While sweet potatoes cook, roughly chop cilantro. Peel, then thinly slice shallot. Cut lime into wedges. Peel, then mince or grate garlic. Using a strainer, drain mussels over a large bowl, reserving mussel liquid. Check and discard any broken mussels.


Heat a large pot over medium heat. When hot, add 2 tbsp butter (dbl for 4 ppl), then shallot, smoked paprika, Indian spice mix and half the garlic. Cook, stirring often, until fragrant, 1-2 min. Add coconut milk.
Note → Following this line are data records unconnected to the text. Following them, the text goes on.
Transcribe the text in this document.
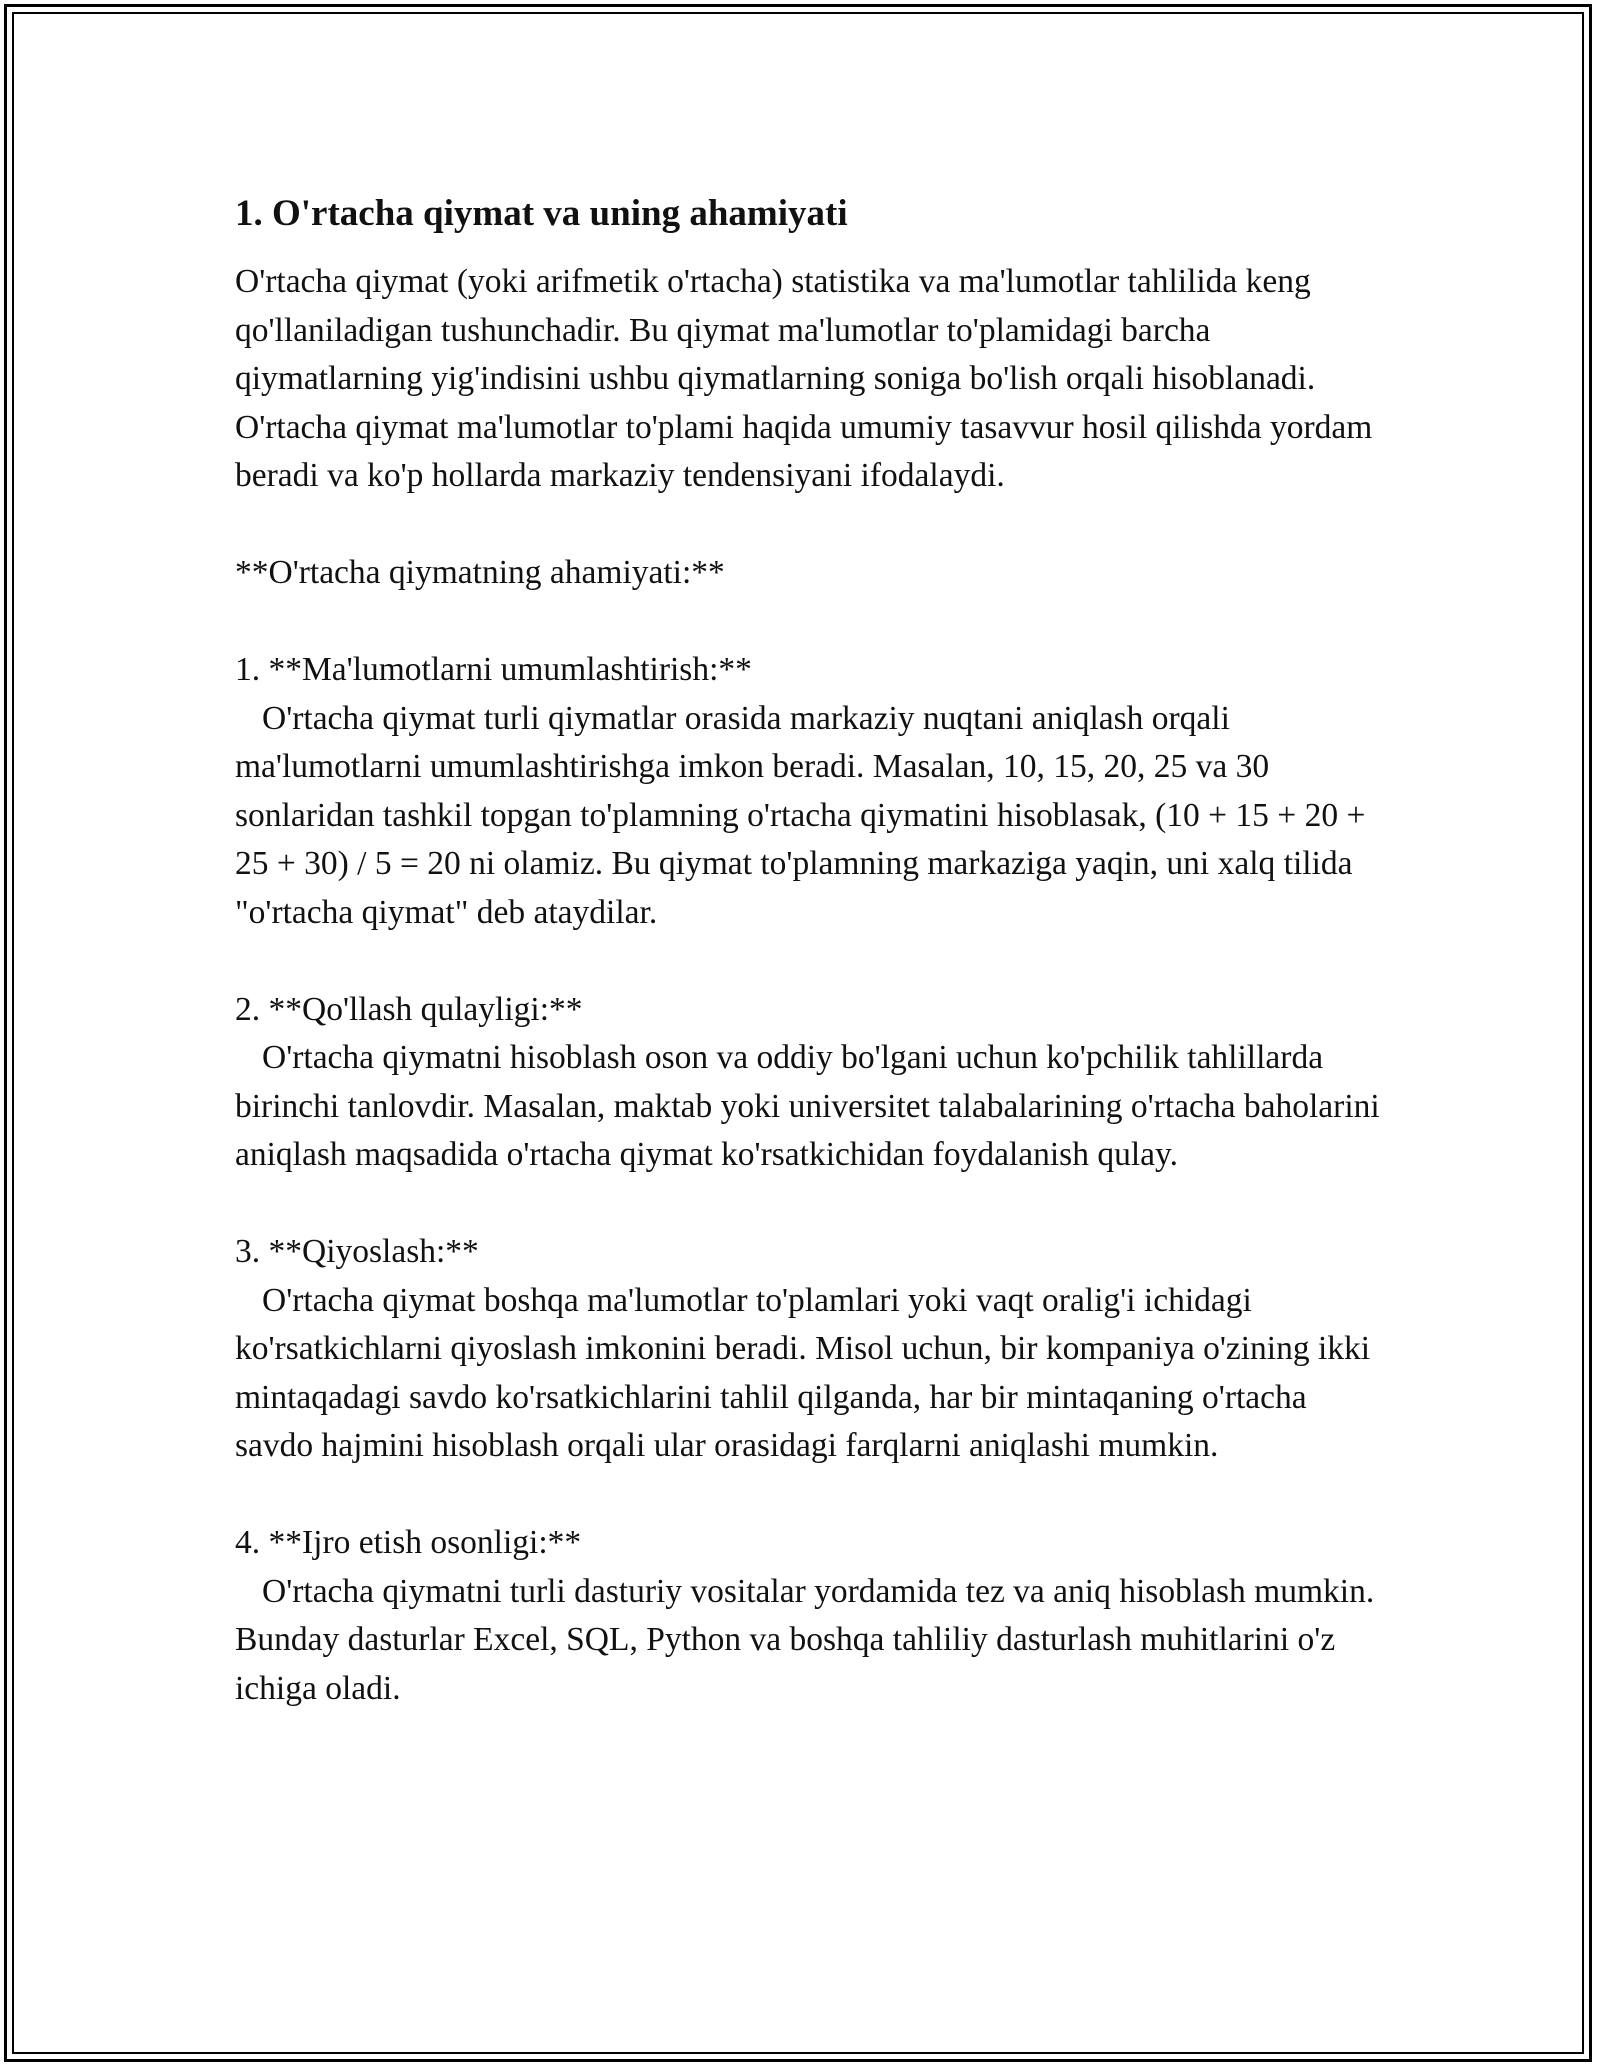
1. O'rtacha qiymat va uning ahamiyati

O'rtacha qiymat (yoki arifmetik o'rtacha) statistika va ma'lumotlar tahlilida keng qo'llaniladigan tushunchadir. Bu qiymat ma'lumotlar to'plamidagi barcha qiymatlarning yig'indisini ushbu qiymatlarning soniga bo'lish orqali hisoblanadi. O'rtacha qiymat ma'lumotlar to'plami haqida umumiy tasavvur hosil qilishda yordam beradi va ko'p hollarda markaziy tendensiyani ifodalaydi.

**O'rtacha qiymatning ahamiyati:**

1. **Ma'lumotlarni umumlashtirish:**

O'rtacha qiymat turli qiymatlar orasida markaziy nuqtani aniqlash orqali ma'lumotlarni umumlashtirishga imkon beradi. Masalan, 10, 15, 20, 25 va 30 sonlaridan tashkil topgan to'plamning o'rtacha qiymatini hisoblasak, (10 + 15 + 20 + 25 + 30) / 5 = 20 ni olamiz. Bu qiymat to'plamning markaziga yaqin, uni xalq tilida "o'rtacha qiymat" deb ataydilar.

2. **Qo'llash qulayligi:**

O'rtacha qiymatni hisoblash oson va oddiy bo'lgani uchun ko'pchilik tahlillarda birinchi tanlovdir. Masalan, maktab yoki universitet talabalarining o'rtacha baholarini aniqlash maqsadida o'rtacha qiymat ko'rsatkichidan foydalanish qulay.

3. **Qiyoslash:**

O'rtacha qiymat boshqa ma'lumotlar to'plamlari yoki vaqt oralig'i ichidagi ko'rsatkichlarni qiyoslash imkonini beradi. Misol uchun, bir kompaniya o'zining ikki mintaqadagi savdo ko'rsatkichlarini tahlil qilganda, har bir mintaqaning o'rtacha savdo hajmini hisoblash orqali ular orasidagi farqlarni aniqlashi mumkin.

4. **Ijro etish osonligi:**

O'rtacha qiymatni turli dasturiy vositalar yordamida tez va aniq hisoblash mumkin. Bunday dasturlar Excel, SQL, Python va boshqa tahliliy dasturlash muhitlarini o'z ichiga oladi.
Bring to a boil over high heat.


Add mussels and their reserved liquid to the pot. Reduce heat to medium. Stir to combine. Cover and cook, until warmed through, 4-5 min.** Season with salt and pepper.


While mussels cook, arrange naan on another baking sheet. Stir together remaining garlic and 1 tbsp oil (dbl for 4 ppl) in a small bowl. Brush each naan with the garlic oil. Season with pepper. Bake in top of oven, until golden, 3-4 min. Add roasted sweet potatoes, peas and half the cilantro to the large pot. Stir to combine.


Divide the mussels and coconut curry between bowls. Sprinkle over remaining cilantro. Serve with toasted naan and squeeze over a lime wedge, if desired.